There will undoubtedly be some changes in setup for the PGA Championship compared to the Wells Fargo Championship. For instance, PGA Tour rules official Steve Rintoul, who was responsible for the back-nine course setup this past week, believes the banks around the near-peninsula 16th green will be shaved so balls will be able to roll into the water. Rough buffered the green collars from the water this past week.

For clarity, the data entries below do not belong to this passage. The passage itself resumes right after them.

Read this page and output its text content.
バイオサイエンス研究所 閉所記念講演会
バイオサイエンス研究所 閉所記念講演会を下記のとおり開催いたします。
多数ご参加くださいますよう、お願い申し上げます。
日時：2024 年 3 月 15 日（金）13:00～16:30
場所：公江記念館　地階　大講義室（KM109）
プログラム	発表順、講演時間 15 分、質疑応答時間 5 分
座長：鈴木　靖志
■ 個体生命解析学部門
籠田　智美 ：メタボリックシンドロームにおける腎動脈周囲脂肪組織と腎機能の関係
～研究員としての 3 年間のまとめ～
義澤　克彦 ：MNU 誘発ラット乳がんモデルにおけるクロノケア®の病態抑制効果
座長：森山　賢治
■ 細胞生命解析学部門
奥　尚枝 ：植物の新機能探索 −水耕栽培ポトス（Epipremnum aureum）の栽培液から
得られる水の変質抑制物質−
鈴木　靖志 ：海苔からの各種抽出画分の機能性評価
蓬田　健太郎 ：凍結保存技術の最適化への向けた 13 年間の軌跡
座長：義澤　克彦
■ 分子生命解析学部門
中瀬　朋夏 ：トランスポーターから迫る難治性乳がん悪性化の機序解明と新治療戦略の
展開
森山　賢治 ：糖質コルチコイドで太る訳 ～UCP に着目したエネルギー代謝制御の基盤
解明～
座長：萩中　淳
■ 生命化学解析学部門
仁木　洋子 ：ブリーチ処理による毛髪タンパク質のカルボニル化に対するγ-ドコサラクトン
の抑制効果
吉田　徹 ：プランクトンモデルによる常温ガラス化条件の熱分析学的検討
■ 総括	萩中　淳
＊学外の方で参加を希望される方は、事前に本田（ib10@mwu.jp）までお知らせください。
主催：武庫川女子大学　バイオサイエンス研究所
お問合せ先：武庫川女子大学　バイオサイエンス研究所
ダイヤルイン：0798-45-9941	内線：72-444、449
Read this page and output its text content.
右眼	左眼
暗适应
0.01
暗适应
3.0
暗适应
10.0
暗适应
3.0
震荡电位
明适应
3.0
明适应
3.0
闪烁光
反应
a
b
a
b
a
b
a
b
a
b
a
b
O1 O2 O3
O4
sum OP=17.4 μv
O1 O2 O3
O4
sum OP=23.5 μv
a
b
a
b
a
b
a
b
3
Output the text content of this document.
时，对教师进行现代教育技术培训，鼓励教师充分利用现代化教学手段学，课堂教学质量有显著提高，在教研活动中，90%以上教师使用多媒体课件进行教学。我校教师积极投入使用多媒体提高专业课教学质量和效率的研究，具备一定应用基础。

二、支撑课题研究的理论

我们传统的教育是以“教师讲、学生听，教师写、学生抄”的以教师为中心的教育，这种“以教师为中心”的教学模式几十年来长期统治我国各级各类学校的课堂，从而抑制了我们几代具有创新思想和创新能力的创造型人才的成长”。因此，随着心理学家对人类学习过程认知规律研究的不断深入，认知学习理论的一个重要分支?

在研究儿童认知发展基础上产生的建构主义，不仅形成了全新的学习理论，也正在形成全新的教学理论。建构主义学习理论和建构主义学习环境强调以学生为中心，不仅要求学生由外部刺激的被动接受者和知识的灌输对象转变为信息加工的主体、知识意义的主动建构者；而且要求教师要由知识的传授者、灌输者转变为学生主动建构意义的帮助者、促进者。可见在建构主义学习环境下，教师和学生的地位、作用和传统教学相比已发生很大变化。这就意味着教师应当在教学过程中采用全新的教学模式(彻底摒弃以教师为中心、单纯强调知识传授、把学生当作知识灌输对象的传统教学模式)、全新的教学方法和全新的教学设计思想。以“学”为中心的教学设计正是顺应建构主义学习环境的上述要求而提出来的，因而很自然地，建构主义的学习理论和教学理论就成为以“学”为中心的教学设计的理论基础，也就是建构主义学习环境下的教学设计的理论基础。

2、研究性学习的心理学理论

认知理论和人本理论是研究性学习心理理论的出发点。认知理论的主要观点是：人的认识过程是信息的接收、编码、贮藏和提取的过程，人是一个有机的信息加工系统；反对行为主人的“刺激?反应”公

“I’m so happy for [Quail Hollow Club president] Johnny Harris and this community to have such a treasure in this course, in this tournament and now soon to be a major championship,” Mickelson said.

Feet firmly planted

Holmes hasn’t been on roller blades since he broke his ankle more than a year ago. The injury kept him from a golf course for several months.

“I really don’t like running, so I was trying to figure out a way to do cardio that was somewhat fun and that turned out not being rollerblading,” Holmes said. “Me and my wife (Erica) went out and said, ‘Hey, that will be fun, so it turned out it was fun for a short period of time.”

For exercise now, Holmes has hired a personal trainer. “Somebody to make me do stuff,” he said.